De la experiencia de ese viaje surgió, especialmente, la parte de El Andariego titulada “Lugares numinosos”, fechada en 1967.
“En la India todos eran lugares numinosos, lugares con numen, con potencia inspiradora. Escribí un poema largo sobre mi experiencia allí, y hay una mención en otro, que es sobre un cuadro que vi en el Louvre, de mi paso por Agra, cuando visité el Taj Mahal”. Cuenta el poeta que, a poco de llegar a la India, tuvo problemas con un depósito bancario que le habían hecho sus padres, razón por la cual empezó a escasearle el dinero. El embajador, sabiendo de su situación, le ofreció entonces pagarle un pequeño sueldo para que realizara un trabajo de clasificación de libros en la biblioteca de la embajada. Allí conoció a una pareja de argentinos que planeaba alquilar un auto para ir a Agra, y que le dijeron que se les uniera en su travesía. “Recuerdo que llegamos descompuestos por el calor, hacía 45 grados a la sombra. Pero ni bien contemplé la majestuosidad del Taj Mahal, su imponente belleza, me fui por un instante de mí mismo, perdí conciencia de todo lo que me rodeaba, y me sentí por encima de mi propio cuerpo.” Algo que Padeletti pone en correlación con lo que le pasó cuando vio ese papelito flotando en el agua de lluvia: experiencias que, según él, no son tan raras como la gente cree.
Lao Tse, el legendario sabio de la antigüedad China, antes de dejar atrás el mundo e irse a vivir como un asceta, decidió verter en un libro su filosofía de vida.

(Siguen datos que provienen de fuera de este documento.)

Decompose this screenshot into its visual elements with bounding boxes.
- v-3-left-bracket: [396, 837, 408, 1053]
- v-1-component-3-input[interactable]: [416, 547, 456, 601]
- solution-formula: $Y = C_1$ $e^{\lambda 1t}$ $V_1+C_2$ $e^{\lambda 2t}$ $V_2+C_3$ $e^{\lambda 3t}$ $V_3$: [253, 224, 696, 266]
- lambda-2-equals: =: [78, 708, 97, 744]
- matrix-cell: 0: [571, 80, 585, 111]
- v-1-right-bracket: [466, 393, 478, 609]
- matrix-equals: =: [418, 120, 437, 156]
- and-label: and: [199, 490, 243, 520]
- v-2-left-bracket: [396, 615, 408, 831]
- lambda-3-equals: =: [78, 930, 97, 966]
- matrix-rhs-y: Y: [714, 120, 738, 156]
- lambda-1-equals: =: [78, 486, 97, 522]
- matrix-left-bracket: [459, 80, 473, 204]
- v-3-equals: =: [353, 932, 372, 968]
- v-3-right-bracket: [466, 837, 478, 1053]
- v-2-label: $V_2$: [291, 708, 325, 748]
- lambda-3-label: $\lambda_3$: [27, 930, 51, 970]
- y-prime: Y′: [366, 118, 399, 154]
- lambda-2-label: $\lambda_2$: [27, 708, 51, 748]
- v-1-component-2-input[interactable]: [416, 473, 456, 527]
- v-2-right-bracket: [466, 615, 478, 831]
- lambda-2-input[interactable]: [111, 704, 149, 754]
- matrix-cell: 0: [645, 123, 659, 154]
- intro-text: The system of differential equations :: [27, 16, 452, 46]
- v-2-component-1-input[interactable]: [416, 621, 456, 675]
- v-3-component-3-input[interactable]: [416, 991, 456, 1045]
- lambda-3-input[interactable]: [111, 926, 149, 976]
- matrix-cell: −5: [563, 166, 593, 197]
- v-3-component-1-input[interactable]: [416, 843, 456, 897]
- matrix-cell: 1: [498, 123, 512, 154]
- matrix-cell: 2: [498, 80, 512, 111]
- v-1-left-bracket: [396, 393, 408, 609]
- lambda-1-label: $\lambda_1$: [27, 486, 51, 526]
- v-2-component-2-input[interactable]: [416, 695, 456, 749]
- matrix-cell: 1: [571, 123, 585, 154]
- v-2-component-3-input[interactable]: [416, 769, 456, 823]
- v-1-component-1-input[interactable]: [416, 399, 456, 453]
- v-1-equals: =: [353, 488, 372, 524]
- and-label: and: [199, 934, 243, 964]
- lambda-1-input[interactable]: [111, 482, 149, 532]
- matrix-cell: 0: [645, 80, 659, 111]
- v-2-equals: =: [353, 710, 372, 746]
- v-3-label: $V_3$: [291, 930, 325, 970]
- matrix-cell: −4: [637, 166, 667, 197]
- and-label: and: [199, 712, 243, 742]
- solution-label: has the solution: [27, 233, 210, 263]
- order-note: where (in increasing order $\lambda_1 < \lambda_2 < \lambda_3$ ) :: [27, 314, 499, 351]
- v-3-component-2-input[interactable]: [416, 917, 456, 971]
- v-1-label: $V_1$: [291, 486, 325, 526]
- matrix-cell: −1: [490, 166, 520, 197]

Fuente del taoísmo, el Tao Te King es una obra hecha a base de máximas breves, y en la que Padeletti dio con su “gusto personal por lo poco que dice mucho”, y de donde extrajo una cita que funciona como epígrafe en El Andariego y que dice: “El regreso a la raíz es la quietud, / la quietud es la restitución del mandato, / la restitución del mandato es lo permanente, / conocer lo permanente es iluminación”. Decir que para Padeletti “la experiencia estética más profunda se toca virtualmente con la mística”, lejos de suponer al poeta como un intermediario entre éste y otro mundo, expresa “una de las necesidades permanentes de la naturaleza humana: la de sobrepasarse a sí misma”.
Es la respuesta a la pregunta por lo sagrado y por el sentido de la vida, y por la manera en que el arte busca acceder a sus misterios, lo que la poesía de Padeletti, con gran sabiduría, deja en suspenso permanentemente.